Orange has pledged to spend more than €15bn on upgrading fixed and mobile infrastructure across Europe, and says there’s still “so much more to come” from LTE, according to Deputy CEO Gervais Pellissier.
The operator has taken a leading role in FTTH rollouts across the continent, and claims to have already connected nearly 2 million homes to date. The main regions the operator has focused on thus far include home market France, with Spain being its second-largest market and one with a growing emphasis following its acquisition of triple-play operator Jazztel – which operates a well-established fibre optic broadband service and infrastructure.
According to Deputy CEO Pellissier (right), network infrastructure investment and fixed/mobile convergence are two of the biggest trends the telco is focussing on across Europe over the coming five years. Laying the foundation for next generation infrastructure will be one of the principle enablers of bringing in the era of 5G, Pellissier says. Before that happens, however, the operator needs to focus on maximising the network’s capability to guarantee the optimal customer experience.
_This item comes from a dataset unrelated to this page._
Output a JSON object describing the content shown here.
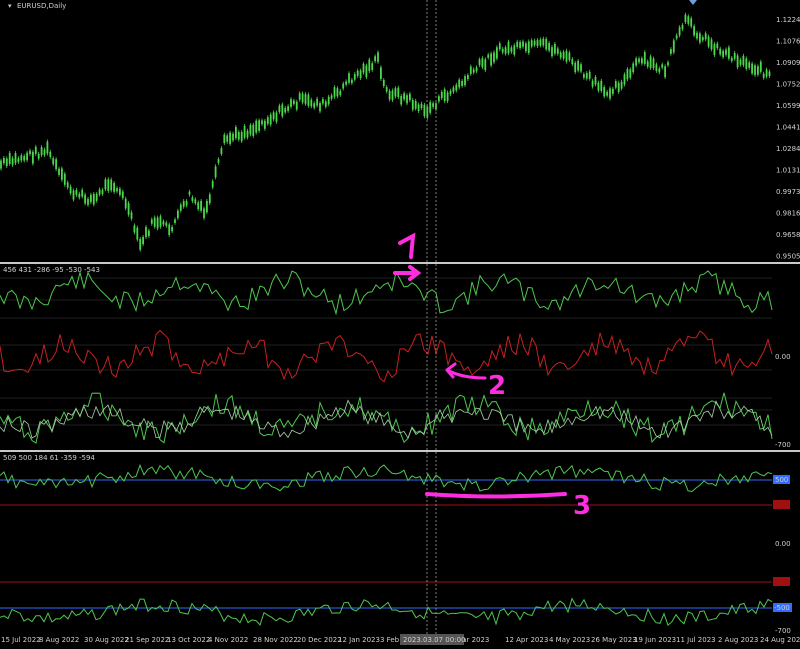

Indeed, the focus on network infrastructure is not insignificant. Orange has committed to $15bn in CAPEX-based network investment, $5bn of which is reserved exclusively for fibre, with the remaining $10bn going into the mobile core.
As a case in point, the investment in Spanish fibre infrastructure has seen a drive in fixed customer ARPU. Pellissier says this is down to the increased availability and quality of video content being streamed over fibre networks.
“The biggest trend we’ve seen is in Spain, where there’s been an APRU increase of €3-5 per month,” says Pellissier. “This is down to the new technology but also because of new content. When you deliver FTTH, the main use is video and in Spain we’ve had a rapid increase in the number of TV customers on our network. At the end of 2014 we had 120,000 TV subscribers which is less than 10% of our broadband base; but at the end of 2015 we multiplied that by more than three, more than 400,000 customers. By the end of 2018 we see more than 50% TV penetration on our broadband customer base in Spain.
“Spain’s growing very fast for us. By the end of 2016 we think satellite distribution of TV for us will have almost disappeared, it will be all-IP or cable. In 2013, Pay-TV on satellite was 80%; and we expect this to reverse by the end of this year, with fibre and IP taking its place. 4K is a massive driver for this, and also the consumer trends for consuming TV is completely different now. Only 20% of millennials in Spain watch regular scheduled TV, on-demand streaming has taken its place.”
Telecoms.com spoke with Pellissier at Mobile World Congress 2016 in Barcelona, where he also stressed the importance of maximising the potential of LTE network infrastructure to both emerging and well-established mobile markets across Europe.
“No, LTE has not reached its full potential yet,” he said when asked about the potential LTE still has in its locker. “There are two reasons for this. Firstly, we are just starting to deploy new spectrum bands in a few countries, so additional LTE coverage and speed is coming. We still see, in terms of capacity and potential, three or four of capacity for deployment and real-use. There’s still a huge opportunity for 4G-capable smartphone penetration, in France alone it’s only at around 25%. And that’s without even mentioning VoLTE and VoWifi, which are both coming this year in Spain, France, Belgium, Poland and Romania.”
Gervais concluded by promising a heavy focus on maximising LTE investment over the coming years, given the vast opportunity that still exists for operators managing 4G networks. “There’s so much more to come from LTE,” he said. “There are 100 million mobile subscribers in Europe, around 18 million of which are on Orange 4G as of the end of 2015 – we’ve got a lot of work left to do.”